In the Caribbean, you spend the day on the water toys and having a picnic on the beach and maybe a dinner party on the boat, and then you crash in your cabin. The guests have had a big day and they’re tired and go to bed. The crew gets to sleep, too. And everybody has a great time. I love it.
What are some of your specialties?
If people are open to it, I’ll take them for an international, round-the-world journey, something different every day. We can do Spanish, Italian, Japanese—I was trained by one of North America’s top sushi chefs, in Beverly Hills. It was quite intense. I took my vacation time and flew out there to work with him. I did about 100 hours of training.
I can do tasting menus, too. Most of the time, I’ll do three to four courses with a little bit of everything. One day we’ll do Chinese, another day classical French, another day homey stuff. Some people like family-style. The last charter we did, a lot of it was family-style. They wanted us to put up salads, soups, you name it and they’d go at it.

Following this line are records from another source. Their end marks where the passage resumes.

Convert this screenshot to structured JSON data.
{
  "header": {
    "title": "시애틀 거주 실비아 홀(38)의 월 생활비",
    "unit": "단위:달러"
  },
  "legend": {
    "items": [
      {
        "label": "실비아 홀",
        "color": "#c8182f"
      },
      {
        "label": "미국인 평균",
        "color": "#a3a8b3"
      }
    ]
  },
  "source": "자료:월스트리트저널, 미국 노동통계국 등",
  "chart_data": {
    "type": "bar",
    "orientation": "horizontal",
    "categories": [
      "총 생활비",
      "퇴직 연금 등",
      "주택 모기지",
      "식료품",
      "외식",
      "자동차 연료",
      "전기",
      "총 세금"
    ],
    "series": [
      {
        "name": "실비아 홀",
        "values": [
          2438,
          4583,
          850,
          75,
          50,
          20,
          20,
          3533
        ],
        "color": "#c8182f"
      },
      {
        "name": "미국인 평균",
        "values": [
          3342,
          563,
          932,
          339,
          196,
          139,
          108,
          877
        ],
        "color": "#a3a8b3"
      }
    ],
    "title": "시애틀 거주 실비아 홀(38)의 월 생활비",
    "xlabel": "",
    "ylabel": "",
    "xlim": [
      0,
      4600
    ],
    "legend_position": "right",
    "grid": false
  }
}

We can go fishing for fresh fish, or I can provision whatever they want that’s specific. Most of the time, I have pretty much everything in our big walk-in freezers and fridge. I’ve had some outlandish things asked, like squid ink for a squid-ink pasta, and I’ve had to figure out where to find it. I can usually have it within a day or two. Or maybe they like a certain wine that we can get. Usually it’s no problem, whatever they like.